Unlikely to be popular

Interesting, aside from the statistics issues identified in various comments above.

There is a more general issue with the argument that conviction rates for rape are too low: why does it matter the rate is low, so long as each outcome is just?

A few features of rape should be identified:
-It generally involves two people in a place without independent witnesses;
– it often occurs in circumstances where some or all of the participants are intoxicated and have recollections lacking credibility;
-Forensics are generally not relevant as the issue is often consent, rather than penetration occurring;
-there is no documentary trail to prove it; and
-there is generally no CCTV to verify what happened.

In short, it is jolly difficult to prove. If a jury is not sure rape has been committed then it acquits. It might suspect a rape, think a rape was probable or even very likely, but it will still acquit. And rightly so; that is the consequence of our burden and standard of proof. Juries are especially cautious around sexual offences owing to the severe social stigma that attaches to sexual offending. Rape is just one of those offences that is difficult to prove – it is one word against another, often where intoxication was present at the time, denting credibility.

It is no surprise the conviction rate is low, and so be it, so long as each outcome is just.

But, I am not saying complainants should not be treated better. They should. Cross examination should be effective. It need not be fierce.

Lord Lyle of the Isles

The Justice gap will close upon the restoration of corroboration, the restoration of the requirement for the complainant to prove rape and the abolishment of the requirement of the accused to prove consent.

Now one must audio record all sexual liaisons.
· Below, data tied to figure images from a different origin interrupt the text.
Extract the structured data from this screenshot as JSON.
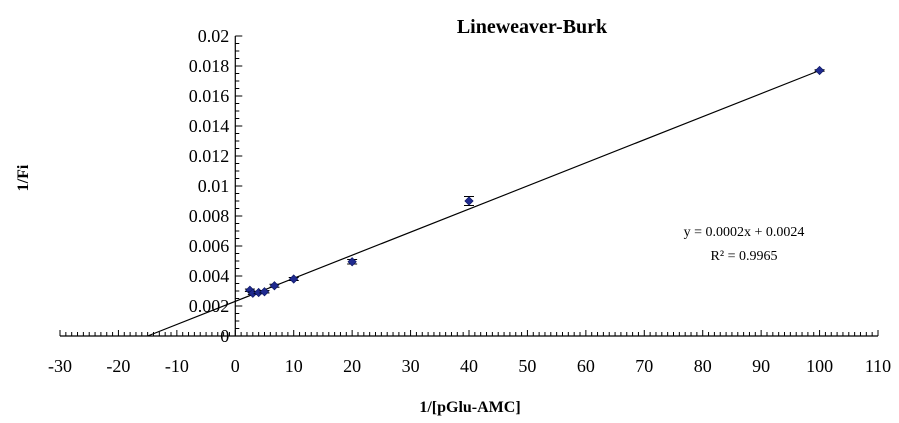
{
  "chart_data": {
    "type": "scatter",
    "title": "Lineweaver-Burk",
    "xlabel": "1/[pGlu-AMC]",
    "ylabel": "1/Fi",
    "xlim": [
      -30,
      110
    ],
    "ylim": [
      0,
      0.02
    ],
    "x_ticks": [
      "-30",
      "-20",
      "-10",
      "0",
      "10",
      "20",
      "30",
      "40",
      "50",
      "60",
      "70",
      "80",
      "90",
      "100",
      "110"
    ],
    "y_ticks": [
      "0",
      "0.002",
      "0.004",
      "0.006",
      "0.008",
      "0.01",
      "0.012",
      "0.014",
      "0.016",
      "0.018",
      "0.02"
    ],
    "grid": false,
    "points": [
      {
        "x": 2.5,
        "y": 0.00305,
        "err": 8e-05
      },
      {
        "x": 3.0,
        "y": 0.00285,
        "err": 8e-05
      },
      {
        "x": 4.0,
        "y": 0.0029,
        "err": 8e-05
      },
      {
        "x": 5.0,
        "y": 0.00295,
        "err": 8e-05
      },
      {
        "x": 6.7,
        "y": 0.00335,
        "err": 0.0001
      },
      {
        "x": 10,
        "y": 0.0038,
        "err": 0.0001
      },
      {
        "x": 20,
        "y": 0.00495,
        "err": 0.00015
      },
      {
        "x": 40,
        "y": 0.009,
        "err": 0.0003
      },
      {
        "x": 100,
        "y": 0.0177,
        "err": 5e-05
      }
    ],
    "trendline": {
      "x_start": -15,
      "y_start": 0,
      "x_end": 100,
      "y_end": 0.0177
    },
    "equation": "y = 0.0002x + 0.0024",
    "r_squared": "R² = 0.9965",
    "marker_color": "#1f2a8f",
    "line_color": "#000000"
  }
}
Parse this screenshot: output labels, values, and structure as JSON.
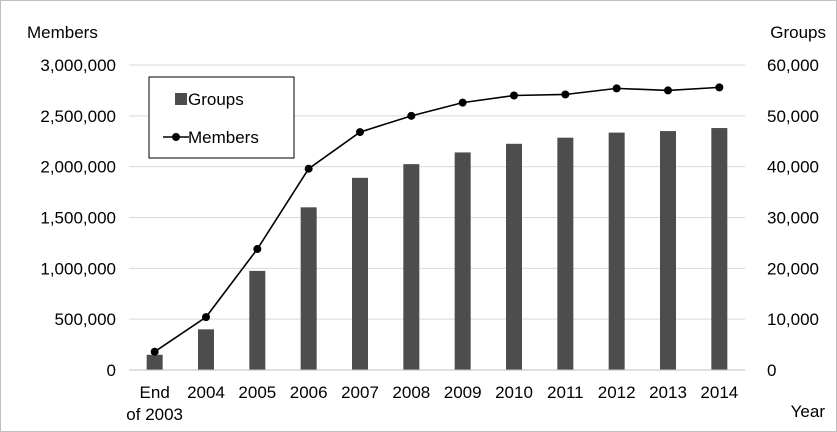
{
  "chart_data": {
    "type": "bar+line",
    "title": "",
    "categories": [
      [
        "End",
        "of 2003"
      ],
      [
        "2004"
      ],
      [
        "2005"
      ],
      [
        "2006"
      ],
      [
        "2007"
      ],
      [
        "2008"
      ],
      [
        "2009"
      ],
      [
        "2010"
      ],
      [
        "2011"
      ],
      [
        "2012"
      ],
      [
        "2013"
      ],
      [
        "2014"
      ]
    ],
    "xlabel": "Year",
    "y_left": {
      "label": "Members",
      "lim": [
        0,
        3000000
      ],
      "ticks": [
        0,
        500000,
        1000000,
        1500000,
        2000000,
        2500000,
        3000000
      ],
      "tick_labels": [
        "0",
        "500,000",
        "1,000,000",
        "1,500,000",
        "2,000,000",
        "2,500,000",
        "3,000,000"
      ]
    },
    "y_right": {
      "label": "Groups",
      "lim": [
        0,
        60000
      ],
      "ticks": [
        0,
        10000,
        20000,
        30000,
        40000,
        50000,
        60000
      ],
      "tick_labels": [
        "0",
        "10,000",
        "20,000",
        "30,000",
        "40,000",
        "50,000",
        "60,000"
      ]
    },
    "series": [
      {
        "name": "Groups",
        "type": "bar",
        "axis": "right",
        "color": "#4d4d4d",
        "values": [
          3000,
          8000,
          19500,
          32000,
          37800,
          40500,
          42800,
          44500,
          45700,
          46700,
          47000,
          47600
        ]
      },
      {
        "name": "Members",
        "type": "line",
        "axis": "left",
        "color": "#000000",
        "values": [
          180000,
          520000,
          1190000,
          1980000,
          2340000,
          2500000,
          2630000,
          2700000,
          2710000,
          2770000,
          2750000,
          2780000
        ]
      }
    ],
    "legend": {
      "position": "top-left",
      "entries": [
        "Groups",
        "Members"
      ]
    },
    "grid": {
      "horizontal": true,
      "color": "#d9d9d9"
    }
  }
}
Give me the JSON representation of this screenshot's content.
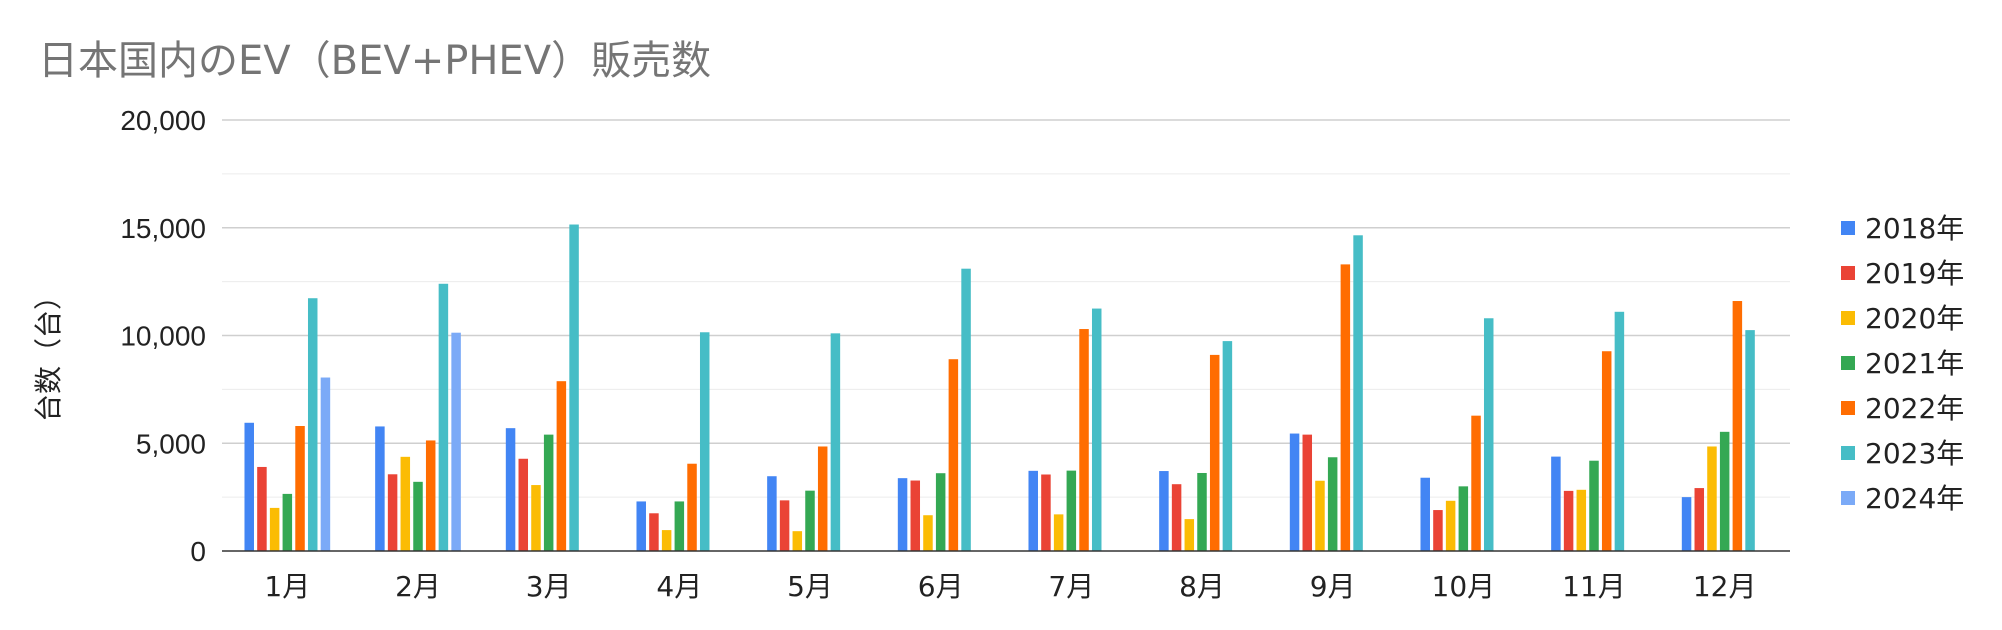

The gap would finally close when false accusers receive the same sentence as the accused.

Lord Lyle of the Isles

R v Edwards , ongoing.

Lord Lyle of the Isles

If only she had cried rape?

Lord Lyle of the Isles

If conviction rates for rape are so “depressingly” low, why aren’t conviction rates for attempting to pervert the course of justice etc, so “exhiliratingly” high?
No one’s actually conducted a rape case here,
I assume from the comments above

Tronald Rump

Conviction rates are “depressingly” low because juries are (a) conscientious and will seek to acquit where the case has not been made out to the standard of proof required in criminal courts and (b) not only astute to false allegations of rape, but also astute to cases of one-night-stands where the woman feels shame the morning after and decides, in a daze of shame and confusion, to make an allegation (consent revisionism, one might call it).

Conviction rates are also “depressing low” because the CPS are under orders to press ahead with even the flimsiest of cases and to hell with the Farquharson Guidelines.

Alison Saunders, the hack that she is, has tried her best to stack the deck against men in rape cases in order to feather her nest as a future Labour MP.

Unfortunately for her, and for ideologues like the person who wrote this article, the wisdom of juries prevails.